Mama had us all take a shower and put on clean clothes in preparation for Daddy’s visit. She’d spent the day cleaning the house and rearranging the furniture in the living room. After five different configurations of our humble furniture, she seemed satisfied. She then changed into one of her muumuus, a floor-length floral dress that she
told us was worn by women in Hawaii. Next she hit the kitchen and within a few hours had a big pot of gumbo with sausage, chicken, crab legs and shrimp simmering on the stove next to a large pot of white rice.

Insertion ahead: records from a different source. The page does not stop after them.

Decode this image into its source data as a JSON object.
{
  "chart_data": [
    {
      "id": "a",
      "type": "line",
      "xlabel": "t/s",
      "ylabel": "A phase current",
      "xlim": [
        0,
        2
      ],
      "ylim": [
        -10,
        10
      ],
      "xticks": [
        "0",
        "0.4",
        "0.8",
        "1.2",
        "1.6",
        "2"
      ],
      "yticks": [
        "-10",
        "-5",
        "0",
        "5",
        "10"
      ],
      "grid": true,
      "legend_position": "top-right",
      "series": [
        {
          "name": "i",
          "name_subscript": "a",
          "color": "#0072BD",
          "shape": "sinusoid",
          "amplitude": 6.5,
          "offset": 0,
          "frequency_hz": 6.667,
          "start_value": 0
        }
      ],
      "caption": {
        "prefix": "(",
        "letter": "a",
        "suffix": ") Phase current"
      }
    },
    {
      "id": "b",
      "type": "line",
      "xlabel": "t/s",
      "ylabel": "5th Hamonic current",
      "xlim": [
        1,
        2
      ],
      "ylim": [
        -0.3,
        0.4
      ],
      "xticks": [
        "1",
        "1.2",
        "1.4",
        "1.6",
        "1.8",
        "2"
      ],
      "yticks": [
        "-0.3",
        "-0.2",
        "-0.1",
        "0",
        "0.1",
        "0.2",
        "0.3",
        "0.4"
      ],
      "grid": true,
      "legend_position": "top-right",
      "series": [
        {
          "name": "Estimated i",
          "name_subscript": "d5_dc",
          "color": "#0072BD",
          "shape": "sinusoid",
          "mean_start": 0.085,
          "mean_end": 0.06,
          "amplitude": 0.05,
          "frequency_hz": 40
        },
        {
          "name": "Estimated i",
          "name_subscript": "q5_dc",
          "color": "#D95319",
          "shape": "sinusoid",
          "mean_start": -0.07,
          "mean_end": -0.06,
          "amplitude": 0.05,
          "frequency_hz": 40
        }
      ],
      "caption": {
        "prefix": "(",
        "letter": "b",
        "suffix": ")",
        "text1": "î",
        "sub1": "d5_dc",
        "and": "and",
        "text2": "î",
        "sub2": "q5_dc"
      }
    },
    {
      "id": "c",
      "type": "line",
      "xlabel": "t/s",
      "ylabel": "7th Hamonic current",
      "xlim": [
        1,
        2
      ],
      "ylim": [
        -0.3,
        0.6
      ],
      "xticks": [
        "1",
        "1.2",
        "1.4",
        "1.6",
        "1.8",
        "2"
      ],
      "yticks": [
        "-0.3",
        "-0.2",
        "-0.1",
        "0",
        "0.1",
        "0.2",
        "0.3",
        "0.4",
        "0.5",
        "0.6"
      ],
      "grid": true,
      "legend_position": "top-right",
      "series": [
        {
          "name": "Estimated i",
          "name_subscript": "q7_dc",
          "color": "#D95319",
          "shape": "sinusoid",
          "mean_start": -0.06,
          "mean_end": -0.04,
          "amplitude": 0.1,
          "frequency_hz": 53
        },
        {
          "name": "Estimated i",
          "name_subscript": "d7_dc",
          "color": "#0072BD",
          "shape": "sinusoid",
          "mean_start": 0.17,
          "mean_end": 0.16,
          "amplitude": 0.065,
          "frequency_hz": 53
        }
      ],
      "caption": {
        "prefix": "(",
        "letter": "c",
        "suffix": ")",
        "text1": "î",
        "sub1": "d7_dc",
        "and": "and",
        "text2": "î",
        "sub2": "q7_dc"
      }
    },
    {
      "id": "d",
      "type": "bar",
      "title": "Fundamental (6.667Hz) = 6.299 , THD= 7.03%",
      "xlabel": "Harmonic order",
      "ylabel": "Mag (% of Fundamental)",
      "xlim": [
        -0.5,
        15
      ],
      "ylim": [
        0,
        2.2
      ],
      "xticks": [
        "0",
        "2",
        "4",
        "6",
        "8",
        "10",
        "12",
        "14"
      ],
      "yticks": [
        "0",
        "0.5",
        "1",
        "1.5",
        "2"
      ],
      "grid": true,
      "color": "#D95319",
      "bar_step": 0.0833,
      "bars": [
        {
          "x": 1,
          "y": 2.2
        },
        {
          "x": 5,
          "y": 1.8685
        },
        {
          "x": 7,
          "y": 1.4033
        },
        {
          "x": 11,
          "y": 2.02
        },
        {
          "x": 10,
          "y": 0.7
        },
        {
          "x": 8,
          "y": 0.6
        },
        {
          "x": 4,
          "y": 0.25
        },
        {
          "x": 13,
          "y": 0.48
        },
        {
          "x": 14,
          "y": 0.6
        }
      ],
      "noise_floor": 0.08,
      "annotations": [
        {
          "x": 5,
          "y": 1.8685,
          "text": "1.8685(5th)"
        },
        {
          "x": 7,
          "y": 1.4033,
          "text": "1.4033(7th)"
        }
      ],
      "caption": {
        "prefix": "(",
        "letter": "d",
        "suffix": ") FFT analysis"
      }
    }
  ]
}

When Daddy knocked on the door, we four youngest kids all surged forward wanting desperately to be the first to let Daddy in. I got elbowed and shoved and gave as well as I got. Before a full-on riot erupted, Mama shooed us out of the way and opened the door herself. Daddy kissed Mama briefly on the cheek before turning his light on us. He bent to kiss us all even though he was burdened with two large heavy-looking bags, which he gave to us. It took two of us to carry one bag, which we carted off to the kitchen. The bags contained milk, eggs, flour and sacks of sugar. We squealed like we’d never seen groceries before and thanked our daddy over and over.

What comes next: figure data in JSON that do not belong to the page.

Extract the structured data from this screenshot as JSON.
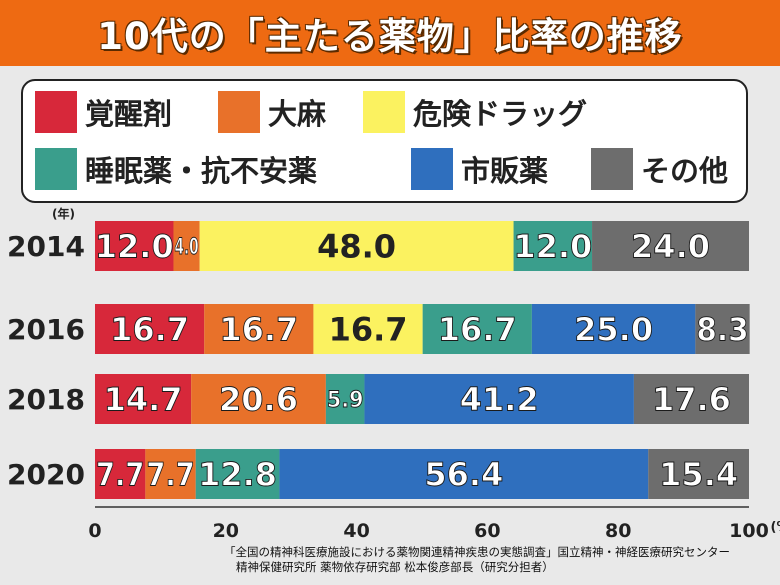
{
  "title": "10代の「主たる薬物」比率の推移",
  "colors": {
    "background": "#e9e9e9",
    "title_bar": "#ee6a12",
    "title_text": "#ffffff"
  },
  "chart_data": {
    "type": "bar",
    "orientation": "horizontal",
    "stacked": true,
    "title": "10代の「主たる薬物」比率の推移",
    "ylabel": "(年)",
    "xlabel": "(%)",
    "xlim": [
      0,
      100
    ],
    "xticks": [
      "0",
      "20",
      "40",
      "60",
      "80",
      "100"
    ],
    "categories": [
      "2014",
      "2016",
      "2018",
      "2020"
    ],
    "legend_position": "top",
    "series": [
      {
        "name": "覚醒剤",
        "color": "#d7283a",
        "values": [
          12.0,
          16.7,
          14.7,
          7.7
        ],
        "labels": [
          "12.0",
          "16.7",
          "14.7",
          "7.7"
        ]
      },
      {
        "name": "大麻",
        "color": "#e8712a",
        "values": [
          4.0,
          16.7,
          20.6,
          7.7
        ],
        "labels": [
          "4.0",
          "16.7",
          "20.6",
          "7.7"
        ]
      },
      {
        "name": "危険ドラッグ",
        "color": "#fbf260",
        "values": [
          48.0,
          16.7,
          0,
          0
        ],
        "labels": [
          "48.0",
          "16.7",
          "",
          ""
        ]
      },
      {
        "name": "睡眠薬・抗不安薬",
        "color": "#3a9e8c",
        "values": [
          12.0,
          16.7,
          5.9,
          12.8
        ],
        "labels": [
          "12.0",
          "16.7",
          "5.9",
          "12.8"
        ]
      },
      {
        "name": "市販薬",
        "color": "#2f6fbe",
        "values": [
          0,
          25.0,
          41.2,
          56.4
        ],
        "labels": [
          "",
          "25.0",
          "41.2",
          "56.4"
        ]
      },
      {
        "name": "その他",
        "color": "#6d6d6d",
        "values": [
          24.0,
          8.3,
          17.6,
          15.4
        ],
        "labels": [
          "24.0",
          "8.3",
          "17.6",
          "15.4"
        ]
      }
    ]
  },
  "source": {
    "line1": "「全国の精神科医療施設における薬物関連精神疾患の実態調査」国立精神・神経医療研究センター",
    "line2": "精神保健研究所 薬物依存研究部 松本俊彦部長（研究分担者）"
  }
}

He laughed and let us take turns sitting next to him. My two oldest sisters, Deborah and Donna, seemed cautiously happy as they sat to themselves on the other side of the room answering our father’s inquiries about school and life with one-word declarations. Now that he was back, he told Mama, he was gonna take us to spend time with him. He’d gotten an apartment near Lake Merritt so we could even spend the night on weekends. This announcement sent us into near paroxysms of joy. Then Mama asked Daddy to help her move the coffee table against the wall, freeing up the center of the room—which could only mean dancing! Mama put some music on the record player, blasting “Car Wash” by Rose Royce, “Boogie On, Reggae Woman” by Stevie Wonder, and our favorite,”Kung Fu Fighting” by Carl Douglas, as we kids formed a Soul Train line and shuffled across the living room in front of Daddy. We got down with the Funky Chicken and the Robot, anything that would garner praise from our father, who’d cheer us on from the sidelines with “Aw, sooky sooky!” “Look out now!” “You outta sight!” “Get down wit da boogie!”